Il sonno è arrivato ben dopo le cinque. La sveglia biologica è suonata alle 8.35. Ho provato a ignorarla, ma gli occhi si muovono già troppo veloci, già troppo curiosi per far sperare che mi riaddormenterò. La casa è silenziosa – effetto della domenica. Immagino la me stessa di ora una decina di anni fa e vedo mia mamma.

Con la scrittura funziona così: le parole me le suggeriscono i suoni – entrano dall’orecchio e quando arrivano al cervello toccano sempre il nervo giusto, quello scoperto.

Mamma, mamma. Nella vita basterebbero una consonante nasale e una vocale aperta per sentirsi al sicuro. Mamma-chioccia, mamma-coperta, mamma-tenda, mamma-tetto.
“Mi abbracci, mamma?” – Chiedere amore, necessita invece almeno un’affricata, molto più difficile da sviluppare. L’affricata – Wikipedia insegna – è il prodotto di “due fasi successive: una fase occlusiva e una fase fricativa, benché aventi lo stesso punto di articolazione”.

La t͡ʃ  è il suono di uno schiaffo, più repentino della ʃ che è la scelta di lasciarsi o di sciogliersi in un sibilo, non di quelli – sshh – che chiedono il silenzio, ma di quelli che strisciano come un serpente e lasciano gli strascichi.

L’insegnamento di Eva, io non l’ho mai imparato. Sarà perché la disegnano nuda e afflitta, come dicono fosse il giorno in cui fu cacciata dal Paradiso.

Now playing | Ninnananne

Rosso che manca di sera di Ilaria Graziano & Francesco Forni

A me piace ritornare
per andare, per partire.
A me piace restare con te
tra strade scure ed improbabili tramonti,
tra confessioni, segreti e monti.

Pioggia rossa violenta lava il mio passato
increspato di nubi tra cieli sereni e sottili veleni.
Rosso che manca di sera,
vorrei che duri più a lungo questa chimera.
A me basta andare senza arrivare mai,
senza una casa da chiudere a chiave.
E quando ti passerò accanto saremo separati
dalla terra e dal vento.
Chiederò al contadino di portarti il mio pianto e un sorso di vino
per sfuggire al lamento di un cuore ormai spento.

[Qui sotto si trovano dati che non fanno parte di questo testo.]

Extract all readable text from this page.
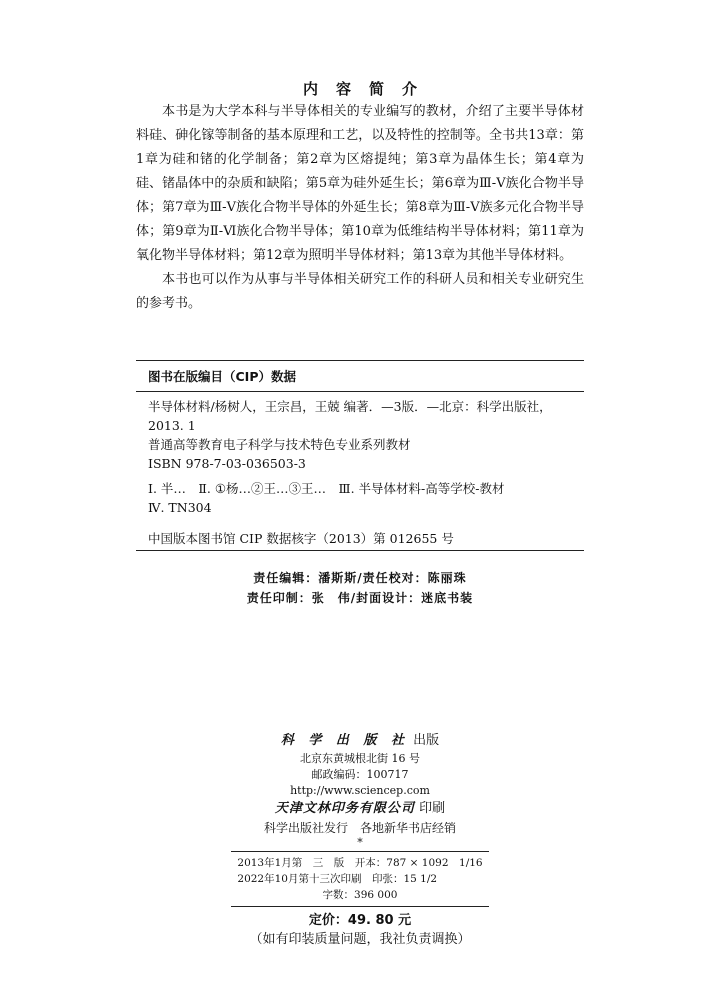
内 容 简 介

本书是为大学本科与半导体相关的专业编写的教材，介绍了主要半导体材料硅、砷化镓等制备的基本原理和工艺，以及特性的控制等。全书共13章：第1章为硅和锗的化学制备；第2章为区熔提纯；第3章为晶体生长；第4章为硅、锗晶体中的杂质和缺陷；第5章为硅外延生长；第6章为Ⅲ-Ⅴ族化合物半导体；第7章为Ⅲ-Ⅴ族化合物半导体的外延生长；第8章为Ⅲ-Ⅴ族多元化合物半导体；第9章为Ⅱ-Ⅵ族化合物半导体；第10章为低维结构半导体材料；第11章为氧化物半导体材料；第12章为照明半导体材料；第13章为其他半导体材料。

本书也可以作为从事与半导体相关研究工作的科研人员和相关专业研究生的参考书。

图书在版编目（CIP）数据
半导体材料/杨树人，王宗昌，王兢 编著．—3版．—北京：科学出版社，2013. 1
普通高等教育电子科学与技术特色专业系列教材
ISBN 978-7-03-036503-3
Ⅰ. 半…　Ⅱ. ①杨…②王…③王…　Ⅲ. 半导体材料-高等学校-教材
Ⅳ. TN304
中国版本图书馆 CIP 数据核字（2013）第 012655 号
责任编辑：潘斯斯/责任校对：陈丽珠
责任印制：张　伟/封面设计：迷底书装
科 学 出 版 社 出版
北京东黄城根北街 16 号
邮政编码：100717
http://www.sciencep.com
天津文林印务有限公司 印刷
科学出版社发行　各地新华书店经销
*
2013年1月第　三　版　开本：787 × 1092　1/16
2022年10月第十三次印刷　印张：15 1/2
字数：396 000
定价：49. 80 元
（如有印装质量问题，我社负责调换）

A me piace perdonare le bugie, credere alle mie
a me piace parlare con te
tra sogni infranti e tragiche risate
scambiando errori per tenere cadute.
Pioggia rossa diventa l’odore del passato
increspato di nubi
tra cieli stellati e amanti poco amati.

Rosso che manca di sera
vorrei resistere a questa chimera.
A me basta andare senza arrivare mai,
senza una casa da chiudere a chiave.
E quando ti passerò accanto saremo separati
dalla terra e dal vento.
Chiederò al contadino
di portarti il mio canto e un sorso di vino
per sentire il lamento di un cuore ormai spento.
Chiederò al mattino
di portarti per mano in un campo di fieno
a respirare il lamento del mio cuore ormai spento.